A ANP, que vê o processo como a revitalização de áreas antes “em declínio”, acrescentou que o valor pode dobrar se consideradas as atividades que dependem do desenvolvimento dos projetos.

A reguladora afirmou ainda que os campos em questão foram responsáveis pela produção de 81 mil barris por dia (bpd) de petróleo em 2012, mas que esse bombeamento havia recuado para cerca de 26 mil bpd no ano passado.

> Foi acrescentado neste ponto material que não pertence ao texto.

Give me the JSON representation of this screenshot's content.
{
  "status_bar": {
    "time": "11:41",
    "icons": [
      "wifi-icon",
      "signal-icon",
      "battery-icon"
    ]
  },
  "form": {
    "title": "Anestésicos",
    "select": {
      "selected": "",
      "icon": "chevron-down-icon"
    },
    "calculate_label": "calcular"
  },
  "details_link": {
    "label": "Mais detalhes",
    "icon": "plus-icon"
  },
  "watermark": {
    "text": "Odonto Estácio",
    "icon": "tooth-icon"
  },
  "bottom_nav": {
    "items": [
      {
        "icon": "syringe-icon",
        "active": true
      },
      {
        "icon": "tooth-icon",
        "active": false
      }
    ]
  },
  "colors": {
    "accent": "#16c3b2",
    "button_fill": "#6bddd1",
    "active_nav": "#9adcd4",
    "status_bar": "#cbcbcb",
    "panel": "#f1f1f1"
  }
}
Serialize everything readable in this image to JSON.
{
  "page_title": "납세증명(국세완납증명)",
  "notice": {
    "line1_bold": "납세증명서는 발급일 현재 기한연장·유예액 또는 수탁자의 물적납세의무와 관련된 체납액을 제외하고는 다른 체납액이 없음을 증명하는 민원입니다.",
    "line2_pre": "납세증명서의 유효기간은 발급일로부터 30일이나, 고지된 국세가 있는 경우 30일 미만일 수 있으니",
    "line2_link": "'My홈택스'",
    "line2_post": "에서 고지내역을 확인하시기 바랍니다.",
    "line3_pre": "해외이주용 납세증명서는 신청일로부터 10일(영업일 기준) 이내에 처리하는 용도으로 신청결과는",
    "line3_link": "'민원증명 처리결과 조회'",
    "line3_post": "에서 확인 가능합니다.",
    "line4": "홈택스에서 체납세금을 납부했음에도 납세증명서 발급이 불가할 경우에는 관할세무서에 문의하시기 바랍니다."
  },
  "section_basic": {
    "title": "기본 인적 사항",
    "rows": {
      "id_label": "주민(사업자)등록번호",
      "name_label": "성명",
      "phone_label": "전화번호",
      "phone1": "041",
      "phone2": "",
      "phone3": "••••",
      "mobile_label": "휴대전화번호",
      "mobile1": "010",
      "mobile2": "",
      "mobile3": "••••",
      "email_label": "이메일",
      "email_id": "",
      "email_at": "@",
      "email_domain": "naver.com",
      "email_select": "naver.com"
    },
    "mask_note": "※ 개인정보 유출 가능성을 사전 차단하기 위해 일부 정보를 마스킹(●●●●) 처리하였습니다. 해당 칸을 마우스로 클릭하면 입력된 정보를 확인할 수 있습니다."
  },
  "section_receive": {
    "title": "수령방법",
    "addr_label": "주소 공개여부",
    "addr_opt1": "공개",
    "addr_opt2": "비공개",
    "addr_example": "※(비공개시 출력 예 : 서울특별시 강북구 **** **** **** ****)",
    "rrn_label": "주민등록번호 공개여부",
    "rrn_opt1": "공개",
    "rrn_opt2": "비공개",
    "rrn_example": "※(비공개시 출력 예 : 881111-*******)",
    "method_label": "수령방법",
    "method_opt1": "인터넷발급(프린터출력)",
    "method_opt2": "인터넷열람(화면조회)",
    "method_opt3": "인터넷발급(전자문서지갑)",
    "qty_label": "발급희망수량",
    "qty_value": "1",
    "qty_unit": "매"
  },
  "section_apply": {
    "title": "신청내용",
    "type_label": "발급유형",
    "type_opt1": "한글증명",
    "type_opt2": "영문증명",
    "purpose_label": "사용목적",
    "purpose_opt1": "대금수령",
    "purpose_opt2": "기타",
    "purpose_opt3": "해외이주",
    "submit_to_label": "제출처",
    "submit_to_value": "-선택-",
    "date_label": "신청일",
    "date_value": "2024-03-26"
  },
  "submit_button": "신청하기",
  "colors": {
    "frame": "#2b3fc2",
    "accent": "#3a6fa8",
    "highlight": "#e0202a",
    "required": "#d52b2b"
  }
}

No mesmo período, os royalties das áreas caíram de R$ 583 milhões para R$ 227 milhões.

“O plano de desinvestimento da Petrobras na Bacia de Campos garante a revitalização dessas áreas, e novas oportunidades de geração de emprego e renda na região”, acrescentou a ANP em nota.

Ativos

No ano passado, a Petrobras se desfez de ativos como os polos de Enchova e Pampo, que contêm um total de dez campos e foram comprados pela Trident Energy, o campo de Maromba –adquirido pela BW– e os campos de Pargo, Carapeba e Vermelho, vendidos à Perenco.

A Petrobras tem impulsionado desinvestimentos recentemente para focar em ativos de águas profundas e ultraprofundas, além de buscar a diminuição de sua dívida.